README.md

# DOMI

数据/代码github地址：https://github.com/NetManAIOps/DOMI_code

###  Detecting Outlier Machine Instances through One Dimensional CNN Gaussian Mixture Variational AutoEncoder

DOMI is a VAE-based model which glues one Dimensional Convolution Neural Network and Gaussian Mixture Variational auto-encoder. 
It aims at detecting outlier machine instances and its core idea is to learn the normal patterns of multivariate time series
and use the reconstruction probability to do outlier judgment. 
Moreover, for a detected outlier machine instance, DOMI provides interpretation based on reconstruction probability changes of univaraite time series.


## Getting Started

#### Clone the repo

```
git clone https://github.com/Tsinghuasuya/DOMI_code
```

#### Get data from github and unzip 

```
git lfs clone https://github.com/Tsinghuasuya/DOMI_dataset && cd DOMI_dataset && unzip publicDataset.zip  && cd  ../DOMI_code
```


#### Install dependencies (with python 3.6) 

(virtualenv is recommended)

```shell
pip install -r requirements.txt
```


#### Run the code

```
cd code && python domi.py
```

If you want to change the default configuration, you can edit `ExpConfig` in `config.py` or 
overwrite the config in `domi.py` using command line args.

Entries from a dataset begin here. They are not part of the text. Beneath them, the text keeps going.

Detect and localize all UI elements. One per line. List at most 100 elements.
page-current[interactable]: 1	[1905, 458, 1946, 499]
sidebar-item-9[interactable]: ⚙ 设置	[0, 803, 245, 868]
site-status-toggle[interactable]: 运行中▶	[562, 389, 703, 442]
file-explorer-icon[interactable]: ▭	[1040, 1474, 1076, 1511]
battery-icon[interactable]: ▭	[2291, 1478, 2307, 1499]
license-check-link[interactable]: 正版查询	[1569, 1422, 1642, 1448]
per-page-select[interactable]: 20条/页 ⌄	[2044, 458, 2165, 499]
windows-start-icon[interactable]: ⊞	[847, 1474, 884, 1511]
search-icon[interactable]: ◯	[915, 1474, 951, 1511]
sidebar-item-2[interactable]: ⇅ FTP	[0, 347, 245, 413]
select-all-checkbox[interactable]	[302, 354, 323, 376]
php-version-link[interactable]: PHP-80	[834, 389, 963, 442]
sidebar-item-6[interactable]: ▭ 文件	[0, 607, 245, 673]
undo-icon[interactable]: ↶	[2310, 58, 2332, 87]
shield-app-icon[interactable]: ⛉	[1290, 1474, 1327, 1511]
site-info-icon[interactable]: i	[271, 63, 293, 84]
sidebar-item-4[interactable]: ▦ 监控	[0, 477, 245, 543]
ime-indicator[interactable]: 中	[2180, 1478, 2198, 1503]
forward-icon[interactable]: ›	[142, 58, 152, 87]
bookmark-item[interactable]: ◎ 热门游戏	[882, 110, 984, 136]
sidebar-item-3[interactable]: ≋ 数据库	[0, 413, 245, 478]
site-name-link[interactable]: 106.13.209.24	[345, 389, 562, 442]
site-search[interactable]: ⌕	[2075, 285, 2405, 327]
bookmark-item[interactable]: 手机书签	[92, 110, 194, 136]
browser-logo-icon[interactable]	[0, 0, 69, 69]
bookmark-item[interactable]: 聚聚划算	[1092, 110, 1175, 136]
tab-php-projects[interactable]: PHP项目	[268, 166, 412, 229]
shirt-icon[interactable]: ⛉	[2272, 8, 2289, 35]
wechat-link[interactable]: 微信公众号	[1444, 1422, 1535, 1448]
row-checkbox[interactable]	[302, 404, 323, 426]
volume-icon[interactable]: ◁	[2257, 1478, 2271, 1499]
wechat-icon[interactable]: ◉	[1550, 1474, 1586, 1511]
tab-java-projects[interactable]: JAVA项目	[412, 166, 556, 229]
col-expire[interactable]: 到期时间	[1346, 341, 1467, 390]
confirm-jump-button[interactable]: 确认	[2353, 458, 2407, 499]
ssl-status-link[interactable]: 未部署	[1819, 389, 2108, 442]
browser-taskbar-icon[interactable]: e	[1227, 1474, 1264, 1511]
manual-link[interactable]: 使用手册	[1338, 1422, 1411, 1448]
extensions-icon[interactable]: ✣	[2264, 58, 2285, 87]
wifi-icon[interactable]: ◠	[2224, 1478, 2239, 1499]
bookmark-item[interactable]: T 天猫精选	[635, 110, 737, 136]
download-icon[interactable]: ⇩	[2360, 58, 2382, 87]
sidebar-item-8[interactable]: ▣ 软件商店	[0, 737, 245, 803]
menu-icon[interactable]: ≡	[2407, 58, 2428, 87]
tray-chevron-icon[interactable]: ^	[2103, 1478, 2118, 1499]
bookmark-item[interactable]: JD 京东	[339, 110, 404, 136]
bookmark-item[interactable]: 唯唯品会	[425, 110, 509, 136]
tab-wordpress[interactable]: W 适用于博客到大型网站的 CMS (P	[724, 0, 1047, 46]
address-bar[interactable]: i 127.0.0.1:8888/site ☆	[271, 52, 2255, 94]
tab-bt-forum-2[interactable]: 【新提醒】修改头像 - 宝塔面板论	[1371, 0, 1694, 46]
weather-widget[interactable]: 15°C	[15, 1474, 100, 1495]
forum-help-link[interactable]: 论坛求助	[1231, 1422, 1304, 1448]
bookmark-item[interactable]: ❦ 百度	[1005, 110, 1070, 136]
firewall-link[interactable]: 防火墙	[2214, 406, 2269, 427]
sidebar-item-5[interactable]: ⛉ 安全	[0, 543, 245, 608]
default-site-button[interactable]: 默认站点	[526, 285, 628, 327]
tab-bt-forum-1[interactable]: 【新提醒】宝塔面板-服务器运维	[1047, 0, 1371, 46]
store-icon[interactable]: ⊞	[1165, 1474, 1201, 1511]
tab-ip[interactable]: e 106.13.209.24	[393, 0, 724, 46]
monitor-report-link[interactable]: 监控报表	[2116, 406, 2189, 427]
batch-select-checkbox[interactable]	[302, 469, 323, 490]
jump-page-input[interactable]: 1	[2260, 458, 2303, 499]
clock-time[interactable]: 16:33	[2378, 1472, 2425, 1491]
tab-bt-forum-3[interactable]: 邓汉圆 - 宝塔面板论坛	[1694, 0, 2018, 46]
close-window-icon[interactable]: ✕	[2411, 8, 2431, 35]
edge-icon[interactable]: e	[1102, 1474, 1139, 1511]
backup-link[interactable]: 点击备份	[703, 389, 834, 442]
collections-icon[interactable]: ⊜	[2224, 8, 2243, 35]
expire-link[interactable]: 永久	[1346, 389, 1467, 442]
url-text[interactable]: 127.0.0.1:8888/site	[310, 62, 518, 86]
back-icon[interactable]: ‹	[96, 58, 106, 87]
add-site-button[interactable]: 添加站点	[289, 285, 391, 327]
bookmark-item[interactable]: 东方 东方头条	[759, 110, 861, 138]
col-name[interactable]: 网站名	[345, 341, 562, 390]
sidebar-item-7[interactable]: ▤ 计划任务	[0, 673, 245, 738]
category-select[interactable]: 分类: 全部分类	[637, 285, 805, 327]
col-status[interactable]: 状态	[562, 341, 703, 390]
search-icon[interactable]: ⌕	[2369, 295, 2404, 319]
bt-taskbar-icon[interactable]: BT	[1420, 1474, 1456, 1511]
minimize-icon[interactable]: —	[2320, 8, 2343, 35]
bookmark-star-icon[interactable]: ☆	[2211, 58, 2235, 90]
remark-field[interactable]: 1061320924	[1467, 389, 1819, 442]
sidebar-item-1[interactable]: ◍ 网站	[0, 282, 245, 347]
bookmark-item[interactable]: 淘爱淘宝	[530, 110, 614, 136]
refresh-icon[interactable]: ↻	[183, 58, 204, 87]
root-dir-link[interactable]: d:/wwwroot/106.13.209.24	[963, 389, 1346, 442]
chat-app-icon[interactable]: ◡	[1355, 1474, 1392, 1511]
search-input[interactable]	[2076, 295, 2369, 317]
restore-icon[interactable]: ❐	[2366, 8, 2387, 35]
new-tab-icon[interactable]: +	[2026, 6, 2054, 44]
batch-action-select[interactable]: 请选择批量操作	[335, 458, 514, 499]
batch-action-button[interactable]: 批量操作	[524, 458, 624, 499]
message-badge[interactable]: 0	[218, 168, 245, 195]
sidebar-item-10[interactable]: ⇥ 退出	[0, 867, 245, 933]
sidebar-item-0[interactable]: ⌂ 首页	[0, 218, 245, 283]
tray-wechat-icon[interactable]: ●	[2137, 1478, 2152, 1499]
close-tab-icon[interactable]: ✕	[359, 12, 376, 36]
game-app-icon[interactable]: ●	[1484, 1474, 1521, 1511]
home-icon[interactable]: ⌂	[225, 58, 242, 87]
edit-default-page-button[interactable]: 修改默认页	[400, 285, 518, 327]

For example:

```
python domi.py --noExp=2 --max_epoch=100 --initial_lr=0.0001 
```


## Result

After running the programmings, you can get the output in the file directory that you set in the config. For each instance, you can get the total score and score of each univariate time series. 
All the results are in the folder `{config.result_dir}/`, with trained model in `{config.result_dir}/DOMI_{noExp}.model`, the output and config of DOMI in the folder `{config.result_dir}/DOMI_{noExp}/`, 
and the detailed detection results are in the folder `DOMI_{noExp}/result_summay/`. It's made up by the following parts:
* `OutlierScores_metric.txt`: score of each univariate time series for instance in the testing dataset.
* `OutlierScores.txt`: score for each instance in the testing dataset.
* `MetricResult.txt`: interpretation using the univariate time series of machine instances.
* `PRF.txt`: summary of the overall statistics, including expected score of each metric and F1-score, recall, precision.